Dalam konteks ini, penting untuk dicatat bahwa kedua pasangan calon (paslon) gubernur Kalimantan Timur dalam Pilkada 2024 tampaknya belum menunjukkan kepekaan dan pemahaman yang memadai terkait pentingnya keadilan sosial dan ekologis.
Meskipun debat perdana sudah membahas tema “penguatan fondasi pembangunan dan kesejahteraan masyarakat,” belum ada indikasi kuat bahwa isu-isu keadilan sosial dan ekologis akan menjadi fokus utama. Harapan masyarakat akan komitmen calon terhadap isu lingkungan masih belum terpenuhi. Banyak pertanyaan kritis tentang bagaimana mereka akan menangani masalah pencemaran dan penggusuran komunitas adat tidak mendapatkan jawaban memadai.

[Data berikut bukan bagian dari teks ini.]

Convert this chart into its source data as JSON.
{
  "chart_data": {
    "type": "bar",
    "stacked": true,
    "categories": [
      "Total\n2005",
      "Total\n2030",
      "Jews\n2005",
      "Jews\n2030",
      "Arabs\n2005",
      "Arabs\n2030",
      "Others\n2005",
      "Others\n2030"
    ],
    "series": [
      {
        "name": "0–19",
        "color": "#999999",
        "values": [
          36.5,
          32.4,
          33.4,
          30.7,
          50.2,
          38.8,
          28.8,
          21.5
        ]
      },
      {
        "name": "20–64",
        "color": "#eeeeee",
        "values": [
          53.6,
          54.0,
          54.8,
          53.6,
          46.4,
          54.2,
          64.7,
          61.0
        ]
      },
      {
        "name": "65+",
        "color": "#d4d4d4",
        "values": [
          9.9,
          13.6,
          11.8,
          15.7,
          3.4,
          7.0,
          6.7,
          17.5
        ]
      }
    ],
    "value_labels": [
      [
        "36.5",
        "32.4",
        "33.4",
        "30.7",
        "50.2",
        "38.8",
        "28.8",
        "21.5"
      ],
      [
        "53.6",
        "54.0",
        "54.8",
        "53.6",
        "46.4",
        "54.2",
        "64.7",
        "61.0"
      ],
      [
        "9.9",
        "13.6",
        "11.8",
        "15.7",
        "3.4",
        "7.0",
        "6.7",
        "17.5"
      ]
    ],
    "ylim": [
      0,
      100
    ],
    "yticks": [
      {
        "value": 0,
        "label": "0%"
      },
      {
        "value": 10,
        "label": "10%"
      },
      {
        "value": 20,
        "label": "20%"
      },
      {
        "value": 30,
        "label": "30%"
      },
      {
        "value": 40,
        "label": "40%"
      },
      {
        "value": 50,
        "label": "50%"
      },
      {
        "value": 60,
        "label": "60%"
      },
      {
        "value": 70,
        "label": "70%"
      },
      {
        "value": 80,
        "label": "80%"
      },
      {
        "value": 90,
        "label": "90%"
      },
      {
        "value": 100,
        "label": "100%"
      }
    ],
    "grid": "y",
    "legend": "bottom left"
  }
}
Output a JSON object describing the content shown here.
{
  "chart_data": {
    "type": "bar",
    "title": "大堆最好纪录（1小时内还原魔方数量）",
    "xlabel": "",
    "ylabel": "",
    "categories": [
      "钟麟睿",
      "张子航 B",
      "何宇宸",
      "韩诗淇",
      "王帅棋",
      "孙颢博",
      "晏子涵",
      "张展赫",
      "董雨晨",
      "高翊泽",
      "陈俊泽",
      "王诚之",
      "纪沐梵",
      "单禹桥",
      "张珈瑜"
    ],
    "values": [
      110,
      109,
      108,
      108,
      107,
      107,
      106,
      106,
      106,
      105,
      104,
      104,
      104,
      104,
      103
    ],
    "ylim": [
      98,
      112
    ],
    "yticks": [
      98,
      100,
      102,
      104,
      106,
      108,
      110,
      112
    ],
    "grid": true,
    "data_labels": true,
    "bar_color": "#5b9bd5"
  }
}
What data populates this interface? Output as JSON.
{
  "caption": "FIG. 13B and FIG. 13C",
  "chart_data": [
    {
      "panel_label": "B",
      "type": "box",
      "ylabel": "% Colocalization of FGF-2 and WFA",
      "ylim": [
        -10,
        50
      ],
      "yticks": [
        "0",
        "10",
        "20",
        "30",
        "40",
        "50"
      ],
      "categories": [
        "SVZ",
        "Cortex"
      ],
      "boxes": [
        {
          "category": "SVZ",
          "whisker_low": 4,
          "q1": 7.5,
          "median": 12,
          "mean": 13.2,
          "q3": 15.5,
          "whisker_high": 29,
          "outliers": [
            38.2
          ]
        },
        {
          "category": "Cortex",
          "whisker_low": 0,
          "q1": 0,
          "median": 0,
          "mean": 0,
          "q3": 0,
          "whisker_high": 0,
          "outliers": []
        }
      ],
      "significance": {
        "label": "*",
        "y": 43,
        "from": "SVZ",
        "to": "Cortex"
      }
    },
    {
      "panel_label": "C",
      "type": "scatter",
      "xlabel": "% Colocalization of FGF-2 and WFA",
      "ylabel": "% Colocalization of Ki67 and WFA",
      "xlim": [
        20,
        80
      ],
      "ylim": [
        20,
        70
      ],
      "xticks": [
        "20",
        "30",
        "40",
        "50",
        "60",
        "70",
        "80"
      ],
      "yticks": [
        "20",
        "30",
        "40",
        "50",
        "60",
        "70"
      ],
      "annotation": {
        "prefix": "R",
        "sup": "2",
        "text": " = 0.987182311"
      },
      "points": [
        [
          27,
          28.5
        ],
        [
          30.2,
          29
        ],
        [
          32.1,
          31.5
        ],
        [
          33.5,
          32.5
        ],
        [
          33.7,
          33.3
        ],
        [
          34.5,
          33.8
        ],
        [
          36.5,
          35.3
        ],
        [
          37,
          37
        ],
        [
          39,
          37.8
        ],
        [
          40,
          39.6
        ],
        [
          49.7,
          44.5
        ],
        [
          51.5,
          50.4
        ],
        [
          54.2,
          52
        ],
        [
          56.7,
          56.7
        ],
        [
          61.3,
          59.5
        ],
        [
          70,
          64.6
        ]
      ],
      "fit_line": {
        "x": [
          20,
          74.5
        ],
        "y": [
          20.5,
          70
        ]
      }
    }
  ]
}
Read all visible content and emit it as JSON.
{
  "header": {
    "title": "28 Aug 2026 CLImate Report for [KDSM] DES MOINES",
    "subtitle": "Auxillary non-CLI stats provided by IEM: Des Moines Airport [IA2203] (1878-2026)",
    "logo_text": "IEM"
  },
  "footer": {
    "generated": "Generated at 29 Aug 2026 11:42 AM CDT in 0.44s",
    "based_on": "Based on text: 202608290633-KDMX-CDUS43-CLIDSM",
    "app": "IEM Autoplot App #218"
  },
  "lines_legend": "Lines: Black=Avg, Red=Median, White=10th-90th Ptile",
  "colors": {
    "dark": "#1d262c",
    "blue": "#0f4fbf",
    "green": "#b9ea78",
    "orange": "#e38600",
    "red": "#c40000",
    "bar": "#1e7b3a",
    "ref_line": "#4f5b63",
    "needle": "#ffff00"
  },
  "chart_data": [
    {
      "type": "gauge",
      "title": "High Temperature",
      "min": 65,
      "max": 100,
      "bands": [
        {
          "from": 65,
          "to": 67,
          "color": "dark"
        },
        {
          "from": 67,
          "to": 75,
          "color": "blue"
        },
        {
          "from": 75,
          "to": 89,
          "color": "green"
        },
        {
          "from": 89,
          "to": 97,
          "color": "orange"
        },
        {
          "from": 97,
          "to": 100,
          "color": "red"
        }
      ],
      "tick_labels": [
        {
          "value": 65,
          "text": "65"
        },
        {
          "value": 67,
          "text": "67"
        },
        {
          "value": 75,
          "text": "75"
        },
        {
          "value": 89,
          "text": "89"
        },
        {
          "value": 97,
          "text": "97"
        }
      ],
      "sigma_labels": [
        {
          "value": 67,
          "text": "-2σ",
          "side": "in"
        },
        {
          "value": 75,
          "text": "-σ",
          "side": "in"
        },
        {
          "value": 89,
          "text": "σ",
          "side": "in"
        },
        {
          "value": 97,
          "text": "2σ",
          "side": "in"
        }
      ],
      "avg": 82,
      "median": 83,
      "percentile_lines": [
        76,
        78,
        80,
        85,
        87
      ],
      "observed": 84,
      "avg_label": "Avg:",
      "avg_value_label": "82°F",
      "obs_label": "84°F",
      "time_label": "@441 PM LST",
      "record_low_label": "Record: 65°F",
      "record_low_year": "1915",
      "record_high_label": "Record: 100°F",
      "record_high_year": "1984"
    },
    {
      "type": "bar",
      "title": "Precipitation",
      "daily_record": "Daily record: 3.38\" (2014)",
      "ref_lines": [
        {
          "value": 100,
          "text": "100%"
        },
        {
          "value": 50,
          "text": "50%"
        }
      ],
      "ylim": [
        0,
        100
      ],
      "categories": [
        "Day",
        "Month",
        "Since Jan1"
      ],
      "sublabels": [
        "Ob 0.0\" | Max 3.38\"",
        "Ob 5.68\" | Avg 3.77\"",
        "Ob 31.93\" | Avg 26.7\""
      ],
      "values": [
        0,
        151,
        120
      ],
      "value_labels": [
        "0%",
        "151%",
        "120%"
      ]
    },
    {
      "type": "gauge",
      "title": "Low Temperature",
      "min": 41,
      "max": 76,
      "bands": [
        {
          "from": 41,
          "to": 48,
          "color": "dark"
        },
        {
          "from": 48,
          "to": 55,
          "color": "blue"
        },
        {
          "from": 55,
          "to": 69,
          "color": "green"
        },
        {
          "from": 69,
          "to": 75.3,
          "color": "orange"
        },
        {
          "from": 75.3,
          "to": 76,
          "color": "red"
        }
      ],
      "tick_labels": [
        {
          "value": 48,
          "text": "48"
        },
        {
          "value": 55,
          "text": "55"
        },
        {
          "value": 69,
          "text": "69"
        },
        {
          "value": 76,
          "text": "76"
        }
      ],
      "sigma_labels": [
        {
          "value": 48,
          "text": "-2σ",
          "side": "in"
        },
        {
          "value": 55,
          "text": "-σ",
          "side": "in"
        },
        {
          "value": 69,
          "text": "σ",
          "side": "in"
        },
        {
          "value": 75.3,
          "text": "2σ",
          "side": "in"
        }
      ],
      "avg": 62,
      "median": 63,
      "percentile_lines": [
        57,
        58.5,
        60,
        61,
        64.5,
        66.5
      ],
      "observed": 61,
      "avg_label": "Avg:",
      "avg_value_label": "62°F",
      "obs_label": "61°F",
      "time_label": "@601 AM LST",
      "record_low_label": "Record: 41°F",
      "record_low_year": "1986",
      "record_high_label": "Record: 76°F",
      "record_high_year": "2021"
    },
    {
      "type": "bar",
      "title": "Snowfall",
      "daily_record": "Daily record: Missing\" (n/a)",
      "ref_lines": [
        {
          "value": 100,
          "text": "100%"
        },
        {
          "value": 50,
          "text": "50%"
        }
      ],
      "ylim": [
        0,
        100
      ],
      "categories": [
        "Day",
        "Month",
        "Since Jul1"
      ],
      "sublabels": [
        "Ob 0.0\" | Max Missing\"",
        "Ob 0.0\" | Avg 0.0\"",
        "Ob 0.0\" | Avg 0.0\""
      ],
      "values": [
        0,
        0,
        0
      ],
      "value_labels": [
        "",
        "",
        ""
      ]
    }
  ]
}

Kalimantan Timur menghadapi berbagai tantangan lingkungan yang serius, termasuk lebih dari 13,83 juta hektar lahan yang telah dikapling untuk industri ekstraktif, 47 korban jiwa akibat lubang tambang sejak 2011, pencemaran minyak berulang di perairan, serta penggusuran komunitas adat yang kehilangan mata pencaharian mereka. Ketidakpekaan paslon terhadap isu-isu ini menunjukkan kurangnya komitmen terhadap keadilan sosial dan ekologis yang sangat dibutuhkan untuk pembangunan berkelanjutan di Kalimantan Timur.
Pemilih perlu mempertimbangkan hal ini dengan serius, karena pemimpin yang tidak memahami pentingnya keseimbangan antara pembangunan ekonomi dan pelestarian lingkungan berpotensi memperburuk kondisi ekologis dan kesejahteraan masyarakat di masa depan. Dalam menghadapi pemilu ini, penting bagi masyarakat untuk memilih pemimpin yang tidak hanya fokus pada pembangunan ekonomi tetapi juga peduli terhadap keadilan sosial dan kelestarian lingkungan.
Seruan kepada masyarakat Kalimantan Timur mari kita bersama-sama menuntut agar calon pemimpin kita memiliki visi holistik yang mencakup keberlanjutan lingkungan dan kesejahteraan sosial. Kita harus aktif dalam menanyakan komitmen mereka terhadap isu-isu ini selama kampanye dan memastikan bahwa suara kita didengar. Hanya dengan pemimpin yang benar-benar peduli terhadap masa depan lingkungan dan kesejahteraan sosial, Kalimantan Timur dapat mencapai tujuan pembangunan yang adil dan berkelanjutan bagi seluruh rakyatnya.
Dengan demikian, saatnya bagi kita sebagai masyarakat untuk bersatu dalam memilih pemimpin yang tidak hanya berbicara tentang pembangunan tetapi juga berkomitmen pada keadilan sosial dan perlindungan lingkungan hidup.